Silicon Valley startup Knightscope, Inc. has two mobile surveillance and security robots, called the K3 and K5. The company refers to them as Autonomous Data Machines, or ADMs, because as the robots make their rounds, they can either follow prescribed paths or just wander within a determined area. While on the move, the robots continuously collect and transmit more than 90 terabytes of data per year.
Knightscope maintains a security center to monitor and receive alerts and status reports from the robots and, over time, a growing database of information collected by sensors will help the robots differentiate between normal activity and security issues. The robots are physically imposing, especially the K5 model, which is 5 feet tall, 3 feet wide, and tips the scale at 300 pounds.
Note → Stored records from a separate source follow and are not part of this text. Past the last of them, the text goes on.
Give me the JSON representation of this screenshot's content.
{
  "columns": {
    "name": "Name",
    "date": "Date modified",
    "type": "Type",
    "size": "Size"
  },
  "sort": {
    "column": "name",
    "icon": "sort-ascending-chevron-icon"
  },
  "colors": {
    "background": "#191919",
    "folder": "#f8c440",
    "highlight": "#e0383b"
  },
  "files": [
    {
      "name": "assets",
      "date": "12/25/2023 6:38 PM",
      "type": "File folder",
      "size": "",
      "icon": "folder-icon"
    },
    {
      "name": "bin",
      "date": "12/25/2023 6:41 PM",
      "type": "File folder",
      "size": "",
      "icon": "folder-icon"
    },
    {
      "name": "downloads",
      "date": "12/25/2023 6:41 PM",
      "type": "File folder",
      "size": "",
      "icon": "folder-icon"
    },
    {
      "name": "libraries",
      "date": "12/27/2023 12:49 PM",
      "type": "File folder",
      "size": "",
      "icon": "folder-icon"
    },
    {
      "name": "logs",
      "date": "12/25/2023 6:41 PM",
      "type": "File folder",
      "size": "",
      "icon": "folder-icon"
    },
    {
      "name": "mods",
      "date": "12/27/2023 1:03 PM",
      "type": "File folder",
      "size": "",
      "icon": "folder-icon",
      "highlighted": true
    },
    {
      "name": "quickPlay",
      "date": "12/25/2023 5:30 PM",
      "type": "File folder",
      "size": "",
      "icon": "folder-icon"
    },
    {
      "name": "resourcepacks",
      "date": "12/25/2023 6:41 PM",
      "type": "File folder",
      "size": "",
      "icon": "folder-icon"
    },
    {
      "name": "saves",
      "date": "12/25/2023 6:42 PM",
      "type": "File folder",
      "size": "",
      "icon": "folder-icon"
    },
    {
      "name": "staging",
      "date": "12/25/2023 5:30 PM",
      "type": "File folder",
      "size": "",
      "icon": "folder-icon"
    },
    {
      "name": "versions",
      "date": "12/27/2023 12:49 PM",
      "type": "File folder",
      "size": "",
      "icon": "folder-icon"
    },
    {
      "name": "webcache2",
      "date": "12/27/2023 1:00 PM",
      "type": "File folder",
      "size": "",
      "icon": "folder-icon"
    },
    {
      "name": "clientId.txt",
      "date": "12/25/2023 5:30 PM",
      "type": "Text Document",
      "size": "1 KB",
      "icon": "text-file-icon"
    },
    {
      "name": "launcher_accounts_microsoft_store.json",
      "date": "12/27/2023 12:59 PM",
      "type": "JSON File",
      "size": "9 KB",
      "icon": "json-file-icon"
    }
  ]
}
Savioke is another Silicon Valley company in the robotics business. Savioke’s Relay, also called the Botlr, is designed for service use in hotels. The primary Botlr application is to make deliveries to guests. The Botlr starts off at a designated charging station. When hotel staff get a call for convenience or snack items, for example, they enter a code to open the Botlr’s top compartment, enter the room number, and the robot travels on its own to deliver the items to the specified room. The Botlr can also deliver small packages. According to Savioke, Botlrs are currently in service in eight hotels.
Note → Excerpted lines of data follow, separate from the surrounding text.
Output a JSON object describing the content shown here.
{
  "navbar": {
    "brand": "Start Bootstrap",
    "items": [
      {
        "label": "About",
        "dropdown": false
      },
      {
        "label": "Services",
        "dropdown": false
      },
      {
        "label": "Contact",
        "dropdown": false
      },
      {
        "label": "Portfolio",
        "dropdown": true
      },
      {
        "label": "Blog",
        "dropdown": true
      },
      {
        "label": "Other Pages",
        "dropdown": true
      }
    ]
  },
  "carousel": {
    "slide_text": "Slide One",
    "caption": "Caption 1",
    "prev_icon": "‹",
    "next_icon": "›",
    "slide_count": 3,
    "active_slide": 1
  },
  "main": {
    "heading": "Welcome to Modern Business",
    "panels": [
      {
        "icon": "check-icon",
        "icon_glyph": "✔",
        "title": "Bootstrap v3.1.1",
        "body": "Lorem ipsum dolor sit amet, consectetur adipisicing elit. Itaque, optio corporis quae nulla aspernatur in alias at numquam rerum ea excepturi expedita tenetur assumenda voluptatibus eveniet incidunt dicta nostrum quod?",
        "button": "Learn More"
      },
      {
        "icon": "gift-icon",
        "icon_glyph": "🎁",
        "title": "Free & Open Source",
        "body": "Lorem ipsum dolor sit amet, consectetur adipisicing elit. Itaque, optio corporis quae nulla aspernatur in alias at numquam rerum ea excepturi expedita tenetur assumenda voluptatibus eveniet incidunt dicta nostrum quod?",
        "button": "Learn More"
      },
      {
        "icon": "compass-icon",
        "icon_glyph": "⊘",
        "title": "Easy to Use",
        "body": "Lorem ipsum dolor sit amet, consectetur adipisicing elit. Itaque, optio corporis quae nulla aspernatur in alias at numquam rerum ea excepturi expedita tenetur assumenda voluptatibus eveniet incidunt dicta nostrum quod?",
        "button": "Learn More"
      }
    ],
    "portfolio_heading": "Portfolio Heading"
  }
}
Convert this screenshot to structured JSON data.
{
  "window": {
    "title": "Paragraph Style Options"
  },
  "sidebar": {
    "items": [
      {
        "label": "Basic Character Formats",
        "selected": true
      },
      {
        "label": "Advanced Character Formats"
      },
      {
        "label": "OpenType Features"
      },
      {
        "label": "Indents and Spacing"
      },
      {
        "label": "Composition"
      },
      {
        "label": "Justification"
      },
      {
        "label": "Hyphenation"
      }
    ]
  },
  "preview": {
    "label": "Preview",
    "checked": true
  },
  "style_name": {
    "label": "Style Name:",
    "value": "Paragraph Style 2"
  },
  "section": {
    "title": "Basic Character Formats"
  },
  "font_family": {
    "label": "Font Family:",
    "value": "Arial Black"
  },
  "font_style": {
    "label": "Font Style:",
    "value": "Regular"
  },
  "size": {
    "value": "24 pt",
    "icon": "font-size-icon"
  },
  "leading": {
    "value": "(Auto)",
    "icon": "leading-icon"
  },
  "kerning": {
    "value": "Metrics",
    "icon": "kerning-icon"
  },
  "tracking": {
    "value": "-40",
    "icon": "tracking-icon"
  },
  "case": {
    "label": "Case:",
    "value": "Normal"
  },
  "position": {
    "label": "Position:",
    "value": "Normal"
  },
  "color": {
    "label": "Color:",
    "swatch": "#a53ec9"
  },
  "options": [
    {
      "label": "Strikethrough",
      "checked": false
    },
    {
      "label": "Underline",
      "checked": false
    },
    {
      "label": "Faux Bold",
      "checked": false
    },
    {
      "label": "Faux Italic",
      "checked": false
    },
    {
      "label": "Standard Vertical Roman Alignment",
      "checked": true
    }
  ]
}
Starship Technologies, an Estonia company with an office in London, makes six-wheeled urban delivery robots that resemble canister vacuums or the kind of cooler you might take to the beach. According to the MIT Technology Review, Starship robots have already traveled more than 3,200 miles in Arkansas, London, Estonia, and the San Francisco Bay Area. The Starship has 9 cameras that help it navigate along sidewalks. A lockable storage compartment is accessed ahead of time by the recipient with a code sent via text message.
Target Stores are also trying robots, in this case for taking store inventory. San Francisco startup Simbe Robotics builds the Tally, described as an automated shelf auditing and analytics solution. The Tally, which looks like a tall space heater or high-end audio speaker, rolls up and down store aisles. According to Simbe, the bot can complete an inventory of the shelves in a medium-sized store in about 30 minutes with 95 percent accuracy. The company says the same inventory would take humans about 25 hours with only a 65 percent accuracy rate. The Tally can also report all misplaced merchandise so store personnel can retrieve and re-shelve it properly.
As robots become more common, their successful co-existence with humans will depend on their appearance and behavior. The ability to navigate inert and moving objects autonomously and safely is a huge first step.
The way robots appear is often determined by the application. A roving security robot can look imposing, while an inventory machine needs to be unobstrusive as it shares aisles with shoppers. A delivery robot, whether traveling to your hotel room, home, or place of business, has to be a convenient size for you to retrieve the contents.
That robots may someday replace humans entirely in these jobs is another issue, but one that is already an emerging reality with the machines in the MIT Technology Review study.